At its Data+ AI Summit, Databricks announced an expanded collaboration with NVIDIA to optimise data and AI workloads by integrating NVIDIA CUDA-accelerated computing into the core of Databricks’ Data Intelligence Platform.
The partnership aims to boost the efficiency, accuracy, and performance of AI development pipelines for modern AI factories, as data preparation, curation, and processing are crucial for leveraging enterprise data in generative AI applications.
Through this broadened alliance, Databricks is adding native support for NVIDIA GPU acceleration on its Data Intelligence Platform. The announcement builds upon the companies’ existing collaboration to enrich enterprises’ experiences across various use cases, from training classical machine learning models to building and deploying generative AI applications and optimising digital twins.
“We’re thrilled to continue growing our partnership with NVIDIA to deliver on the promise of data intelligence for our customers from analytics use cases to AI,” said Ali Ghodsi, Co-founder and CEO at Databricks. “Together with NVIDIA, we’re excited to help every organisation build their own AI factories on their own private data.”
Jensen Huang, founder and CEO of NVIDIA, emphasised the importance of accelerated computing in reducing data processing energy demands for sustainable AI platforms. “By bringing NVIDIA CUDA acceleration to Databricks’ core computing stack, we’re laying the foundation for customers everywhere to use their data to power enterprise generative AI,” Huang stated.
A key aspect of the partnership involves Databricks developing native support for NVIDIA-accelerated computing in its next-generation vectorised query engine, Photon. This integration is expected to deliver improved speed and efficiency for customers’ data warehousing and analytics workloads. Photon powers Databricks SQL, the company’s serverless data warehouse known for its industry-leading price-performance and total cost of ownership (TCO). The collaboration is anticipated to lead to the next frontier of price-performance.
Databricks Shares a Unique Partnership with NVIDIA
In the backdrop of Databricks’ Data + AI Summit 2024, Anil Bhasin, the vice president of India and SAARC region at Databricks, told AIM that the company’s partnership with NVIDIA—one of its strategic investors–is significant, alongside helping them improve run times using their SOTA GPUs.
“We’ve always been known as pioneers of the lake house architecture, and now we’ve created a new category called the data intelligence platform.
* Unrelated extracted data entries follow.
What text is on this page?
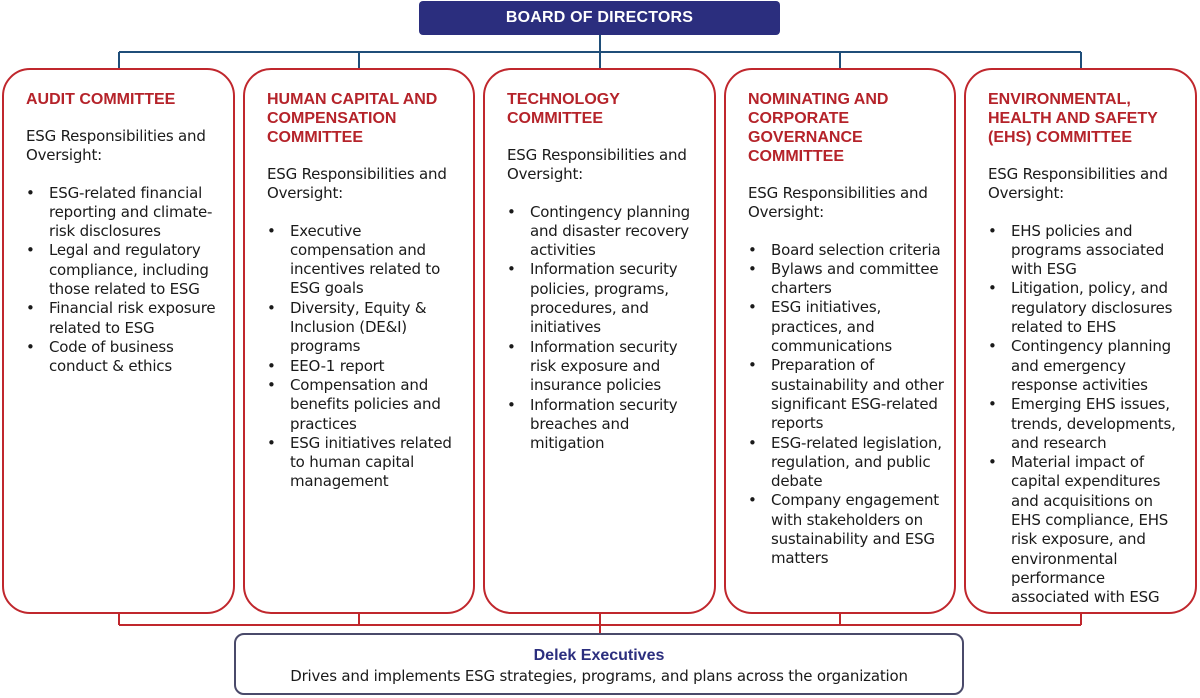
BOARD OF DIRECTORS
AUDIT COMMITTEE
ESG Responsibilities and Oversight:
• ESG-related financial reporting and climate-risk disclosures
• Legal and regulatory compliance, including those related to ESG
• Financial risk exposure related to ESG
• Code of business conduct & ethics
HUMAN CAPITAL AND COMPENSATION COMMITTEE
ESG Responsibilities and Oversight:
• Executive compensation and incentives related to ESG goals
• Diversity, Equity & Inclusion (DE&I) programs
• EEO-1 report
• Compensation and benefits policies and practices
• ESG initiatives related to human capital management
TECHNOLOGY COMMITTEE
ESG Responsibilities and Oversight:
• Contingency planning and disaster recovery activities
• Information security policies, programs, procedures, and initiatives
• Information security risk exposure and insurance policies
• Information security breaches and mitigation
NOMINATING AND CORPORATE GOVERNANCE COMMITTEE
ESG Responsibilities and Oversight:
• Board selection criteria
• Bylaws and committee charters
• ESG initiatives, practices, and communications
• Preparation of sustainability and other significant ESG-related reports
• ESG-related legislation, regulation, and public debate
• Company engagement with stakeholders on sustainability and ESG matters
ENVIRONMENTAL, HEALTH AND SAFETY (EHS) COMMITTEE
ESG Responsibilities and Oversight:
• EHS policies and programs associated with ESG
• Litigation, policy, and regulatory disclosures related to EHS
• Contingency planning and emergency response activities
• Emerging EHS issues, trends, developments, and research
• Material impact of capital expenditures and acquisitions on EHS compliance, EHS risk exposure, and environmental performance associated with ESG
Delek Executives
Drives and implements ESG strategies, programs, and plans across the organization
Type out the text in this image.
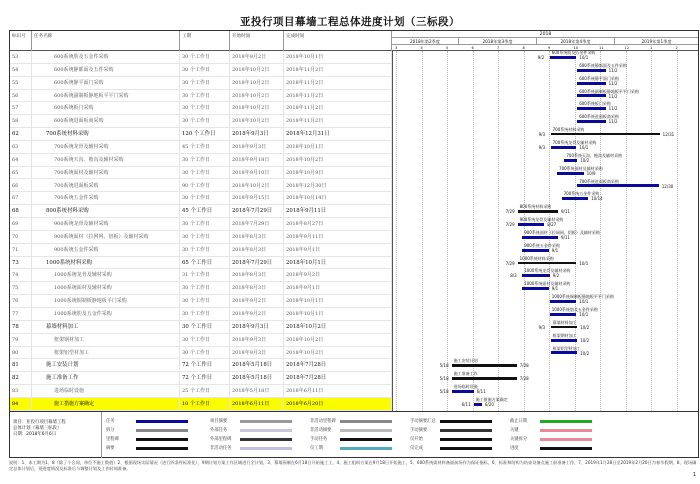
亚投行项目幕墙工程总体进度计划（三标段）
标识号	任务名称	工期	开始时间	完成时间	2018
2018年第2季度	2018年第3季度	2018年第4季度	2019年第1季度
3	4	5	6	7	8	9	10	11	12	1	2
53	600系统肋及五金件采购	30 个工作日	2018年9月2日	2018年10月1日
54	600系统静都面及五件采购	30 个工作日	2018年10月2日	2018年11月2日
55	600系统静平面门采购	30 个工作日	2018年10月2日	2018年11月2日
56	600系统副制板静地板平平门采购	30 个工作日	2018年10月2日	2018年11月2日
57	600系统板门采购	30 个工作日	2018年10月2日	2018年11月2日
58	600系统进面板商采购	30 个工作日	2018年10月2日	2018年11月2日
62	700系统材料采购	120 个工作日	2018年9月3日	2018年12月31日
63	700系统龙骨及辅材采购	45 个工作日	2018年9月3日	2018年10月1日
64	700系统天沟、檐沟及辅材采购	30 个工作日	2018年9月18日	2018年10月2日
65	700系统面材及辅材采购	30 个工作日	2018年9月10日	2018年10月9日
66	700系统进面板采购	90 个工作日	2018年10月2日	2018年12月30日
67	700系统五金件采购	30 个工作日	2018年9月15日	2018年10月14日
68	800系统材料采购	45 个工作日	2018年7月29日	2018年9月11日
69	900系统龙骨及辅材采购	30 个工作日	2018年7月29日	2018年8月27日
70	900系统面材（拉网网、铝板）及辅材采购	30 个工作日	2018年8月3日	2018年9月11日
71	900系统五金件采购	30 个工作日	2018年8月3日	2018年9月1日
73	1000系统材料采购	65 个工作日	2018年7月29日	2018年10月1日
74	1000系统龙骨及辅材采购	31 个工作日	2018年8月3日	2018年9月2日
75	1000系统面材及辅材采购	30 个工作日	2018年8月3日	2018年9月1日
76	1000系统铜制板静地板平门采购	30 个工作日	2018年9月2日	2018年10月1日
77	1000系统肋及五金件采购	30 个工作日	2018年9月2日	2018年10月1日
78	幕墙材料加工	30 个工作日	2018年9月3日	2018年10月2日
79	框架钢材加工	30 个工作日	2018年9月3日	2018年10月2日
80	框架铝型材加工	30 个工作日	2018年9月3日	2018年10月2日
81	施工安装计划	72 个工作日	2018年5月18日	2018年7月28日
82	施工准备工作	72 个工作日	2018年5月18日	2018年7月28日
83	进场临时设施	25 个工作日	2018年5月18日	2018年6月11日
84	施工措施方案确定	10 个工作日	2018年6月11日	2018年6月20日
600系统肋及五金件采购
9/2	10/1
600系统静都面及五件采购
11/2
600系统静平面门采购
11/2
600系统副制板静地板平平门采购
11/2
600系统板门采购
11/2
600系统进面板商采购
11/2
700系统材料采购
9/3	12/31
700系统龙骨及辅材采购
9/3	10/1
700系统天沟、檐沟及辅材采购
10/2
700系统面材及辅材采购
10/9
700系统进面板商采购
12/30
700系统五金件采购
10/14
800系统材料采购
7/29	9/11
900系统龙骨及辅材采购
7/29	8/27
900系统面材（拉网网、铝板）及辅材采购
9/11
900系统五金件采购
9/1
1000系统材料采购
7/29	10/1
1000系统龙骨及辅材采购
8/3	9/2
1000系统面材及辅材采购
9/1
1000系统铜制板静地板平平门采购
10/1
1000系统肋及五金件采购
10/1
幕墙材料加工
9/3	10/2
框架钢材加工
10/2
框架铝型材加工
10/2
施工安装计划
5/18	7/28
施工准备工作
5/18	7/28
进场临时设施
5/18	6/11
施工措施方案确定
6/11	6/20
项目：亚投行项目幕墙工程
总体计划（幕墙三标段）
日期：2018年6月6日
任务
拆分
里程碑
摘要
项目摘要
外部任务
外部里程碑
非活动任务
非活动里程碑
非活动摘要
手动任务
仅工期
手动摘要汇总
手动摘要
仅开始
仅完成
截止日期
关键
关键拆分
进度
说明：1、本工期为1、8（除了个合同，单位不施工数值）2、根据现场实际情况（进行四条件标准化）、9期计划方案工作区域进行全计划，3、幕墙预制在6月18日开始施工工，4、施工组织方案在9月18日开始施工，5、600系统需材料备面前场作为保证指标，6、标准和结构为结束设备点施工前准备工作，7、2019年1月28日至2019年2月20日为春节假期，8、现场确定总体计划后，现进度情况及标准后与调整计划及工作时间准备。
1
We’ve embedded generative AI in the lake house, which is a unique approach not many companies are taking,” said Bhasin, saying that NVIDIA is aligned with their vision because the future lies in data intelligence platforms.
He said this allows them to serve every use case, ingest data from any source, and maintain unified governance. This strategic differentiation makes their partnership with NVIDIA truly special and aligns perfectly with NVIDIA’s ‘Sovereign AI’ for enterprises. Nobody other than Databricks is enabling this.
“The ability for us to query in natural language, converting it to SQL on the back end, empowers the business user to gain insights. That is true democratisation,” avered Bhasin, saying their vision is powerful, and not just NVIDIA; many companies believe in Databricks’ long-term vision.
NVIDIA x Databricks
Recently, Databricks’ open-source model DBRX became available as an NVIDIA NIM microservice. NVIDIA NIM inference microservices provide fully optimised, pre-built containers for deployment anywhere, significantly increasing enterprise developer productivity by offering a simple, standardised way to add generative AI models to their applications.
Launched in March 2024, DBRX was built entirely on top of Databricks, leveraging the platform’s tools and techniques, and was trained with NVIDIA DGX Cloud, a scalable end-to-end AI platform for developers.
The Databricks Data Intelligence Platform offers a comprehensive solution for building, evaluating, deploying, securing, and monitoring end-to-end generative AI applications. With Databricks Mosaic AI’s data-centric approach, customers benefit from an open, flexible platform to easily scale generative AI applications on their unique data while ensuring safety, accuracy, and governance.
Today’s announcement follows Databricks’ strategic acquisition of Tabular, a data management startup founded by the original creators of Apache Iceberg and Linux Foundation Delta Lake, the two leading open-source lakehouse formats. By bringing together these key players, Databricks aims to lead the way in data compatibility, ensuring organisations are no longer limited by the format of their data.
Driven by the growing demand for data and AI capabilities, Databricks achieved over $1.6 billion in revenue for its fiscal year ending January 31, 2024, representing more than 50% year-over-year growth.
The expanded partnership between Databricks and NVIDIA underscores the critical role of accelerated computing and optimised data processing in enabling enterprises to harness the power of generative AI effectively and efficiently.